THE Government might have saved itself a lot of trouble, not to mention the cost of special advisers, if, at the start of the coronavirus pandemic, it had simply commissioned a civil servant to feed ministers with regular extracts from A Journal of the Plague Year, Daniel Defoe’s semi-fictionalised account of London in 1665. The text contains many parallels with the present day, among them Defoe’s reflection on why the plague took its greatest toll of the poor. “The citizens had not public magazines or store-houses for corn or meal for the subsistence of the poor; which, if they had provided themselves, as in such cases as is done abroad, many miserable families who were now reduced to the utmost distress would have been relieved.” As for how this might be financed, Defoe observes that money was found readily enough for the mass rebuilding programme after the Great Fire of the following year.
The Prime Minister’s attempts to salvage some credit from the free-school-meals row look doomed to failure, as signatures to Marcus Rashford’s parliamentary petition to extend meals for vulnerable children to the holidays tick over the one-million mark. Mr Johnson’s argument that the dispute was only about the method of delivery — he prefers holiday clubs to schools — was undermined by the Government’s foot-dragging, which meant that no provision was made for the half-term holiday. As a result, hundreds of local councils and charities have stepped in, but there is little doubt that, in the uncertainty, many children will, indeed, have gone hungry this week. The website of the charity Feeding Britain, of which Archbishop Welby is president, registered “404 page not found” on Tuesday in relation to one of its trustees, Jo Gideon MP, who voted with the Government last week against extending school meals.

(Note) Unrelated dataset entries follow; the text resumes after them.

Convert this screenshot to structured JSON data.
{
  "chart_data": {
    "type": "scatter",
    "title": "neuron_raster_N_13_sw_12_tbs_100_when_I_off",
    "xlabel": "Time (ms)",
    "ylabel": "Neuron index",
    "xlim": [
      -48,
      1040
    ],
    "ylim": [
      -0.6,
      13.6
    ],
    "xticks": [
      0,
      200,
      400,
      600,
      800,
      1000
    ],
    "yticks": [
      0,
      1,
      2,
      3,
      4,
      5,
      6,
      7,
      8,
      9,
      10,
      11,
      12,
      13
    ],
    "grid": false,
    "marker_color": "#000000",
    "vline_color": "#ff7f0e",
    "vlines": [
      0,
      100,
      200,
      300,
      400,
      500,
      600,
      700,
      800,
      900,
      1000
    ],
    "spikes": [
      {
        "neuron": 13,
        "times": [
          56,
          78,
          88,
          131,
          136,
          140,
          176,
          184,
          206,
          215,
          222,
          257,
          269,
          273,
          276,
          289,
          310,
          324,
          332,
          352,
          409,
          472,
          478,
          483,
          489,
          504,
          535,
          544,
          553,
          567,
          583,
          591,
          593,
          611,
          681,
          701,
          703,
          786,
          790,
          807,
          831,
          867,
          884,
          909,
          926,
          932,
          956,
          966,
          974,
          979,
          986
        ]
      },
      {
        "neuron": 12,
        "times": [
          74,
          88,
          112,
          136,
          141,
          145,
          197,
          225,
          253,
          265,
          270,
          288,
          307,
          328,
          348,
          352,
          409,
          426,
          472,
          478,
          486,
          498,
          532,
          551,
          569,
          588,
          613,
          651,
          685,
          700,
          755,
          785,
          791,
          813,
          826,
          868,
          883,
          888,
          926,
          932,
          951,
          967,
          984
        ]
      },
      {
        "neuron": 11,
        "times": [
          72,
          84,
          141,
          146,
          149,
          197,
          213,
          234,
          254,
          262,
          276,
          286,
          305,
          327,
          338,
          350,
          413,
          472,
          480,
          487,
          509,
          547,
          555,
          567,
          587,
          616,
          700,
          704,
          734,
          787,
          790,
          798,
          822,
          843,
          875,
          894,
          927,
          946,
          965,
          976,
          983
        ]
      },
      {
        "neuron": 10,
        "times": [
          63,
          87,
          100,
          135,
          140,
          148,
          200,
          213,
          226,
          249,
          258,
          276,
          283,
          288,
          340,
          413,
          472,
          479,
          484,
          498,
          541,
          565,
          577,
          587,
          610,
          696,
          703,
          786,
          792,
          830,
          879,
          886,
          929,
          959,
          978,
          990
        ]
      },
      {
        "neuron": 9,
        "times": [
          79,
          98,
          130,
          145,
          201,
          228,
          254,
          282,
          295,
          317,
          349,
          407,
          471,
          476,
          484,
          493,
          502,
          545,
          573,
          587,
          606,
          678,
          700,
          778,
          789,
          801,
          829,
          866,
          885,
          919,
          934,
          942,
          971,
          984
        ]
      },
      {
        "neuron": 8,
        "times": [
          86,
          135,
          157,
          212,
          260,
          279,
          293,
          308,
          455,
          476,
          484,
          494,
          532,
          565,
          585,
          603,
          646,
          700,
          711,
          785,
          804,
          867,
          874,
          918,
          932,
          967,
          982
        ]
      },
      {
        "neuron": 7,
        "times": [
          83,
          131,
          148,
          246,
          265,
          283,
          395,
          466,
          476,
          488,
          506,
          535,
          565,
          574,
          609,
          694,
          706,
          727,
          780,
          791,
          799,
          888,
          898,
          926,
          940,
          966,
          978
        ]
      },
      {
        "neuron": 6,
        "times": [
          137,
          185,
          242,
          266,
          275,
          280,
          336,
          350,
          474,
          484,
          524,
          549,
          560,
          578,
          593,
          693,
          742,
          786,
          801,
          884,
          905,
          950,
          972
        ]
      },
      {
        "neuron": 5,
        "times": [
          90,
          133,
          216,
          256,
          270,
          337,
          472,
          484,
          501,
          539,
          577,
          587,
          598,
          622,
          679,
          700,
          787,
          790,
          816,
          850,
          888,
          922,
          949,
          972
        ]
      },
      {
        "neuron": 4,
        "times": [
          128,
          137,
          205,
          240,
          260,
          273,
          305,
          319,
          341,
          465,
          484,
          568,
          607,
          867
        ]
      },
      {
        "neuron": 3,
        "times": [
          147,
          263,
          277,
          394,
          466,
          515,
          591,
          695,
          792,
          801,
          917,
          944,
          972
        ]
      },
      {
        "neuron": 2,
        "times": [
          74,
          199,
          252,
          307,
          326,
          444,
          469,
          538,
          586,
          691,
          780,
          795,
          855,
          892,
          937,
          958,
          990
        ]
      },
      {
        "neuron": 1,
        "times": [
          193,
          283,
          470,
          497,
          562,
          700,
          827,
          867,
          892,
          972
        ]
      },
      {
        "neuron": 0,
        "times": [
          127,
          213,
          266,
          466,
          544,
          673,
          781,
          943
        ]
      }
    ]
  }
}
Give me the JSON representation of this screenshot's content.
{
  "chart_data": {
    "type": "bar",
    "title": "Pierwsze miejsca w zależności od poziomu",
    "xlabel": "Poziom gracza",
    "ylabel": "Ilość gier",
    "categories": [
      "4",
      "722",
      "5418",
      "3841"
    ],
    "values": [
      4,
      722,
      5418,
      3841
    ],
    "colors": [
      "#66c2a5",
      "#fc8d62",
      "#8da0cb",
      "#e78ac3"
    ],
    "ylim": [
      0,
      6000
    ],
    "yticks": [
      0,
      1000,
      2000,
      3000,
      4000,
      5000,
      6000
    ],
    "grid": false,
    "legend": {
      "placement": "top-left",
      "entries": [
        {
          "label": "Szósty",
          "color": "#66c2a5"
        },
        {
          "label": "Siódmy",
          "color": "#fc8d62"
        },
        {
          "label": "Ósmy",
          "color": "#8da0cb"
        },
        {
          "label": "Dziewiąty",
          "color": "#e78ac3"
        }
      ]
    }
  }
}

On Monday in the Lords, Baroness Penn continued to defend the Government’s position. They were aware, she said, that families were facing “an incredibly difficult time . . . which is why we have increased the generosity of Universal Credit by £20 a week”. It is easy enough to deride the term “generosity” in relation to the low sums paid out and the tight limits on eligibility; but the word is misplaced even conceptually. Benefits are paid from the public purse or, if borrowed, from future contributions. The thousands of workers who will move to Universal Credit at the end of this week when the furlough scheme wilts will be right to ask in what way the return to them of some small portion of what they paid in tax and National Insurance is a mark of the Government’s generosity. Besides, a new paper by the Institute for Public Policy Research has suggested that extra funds given to the poorest families will stimulate the economy by as much as £1.80 for every £1 given. Supplying the wants of the poorest families, therefore, is not generosity or charity, but thrift.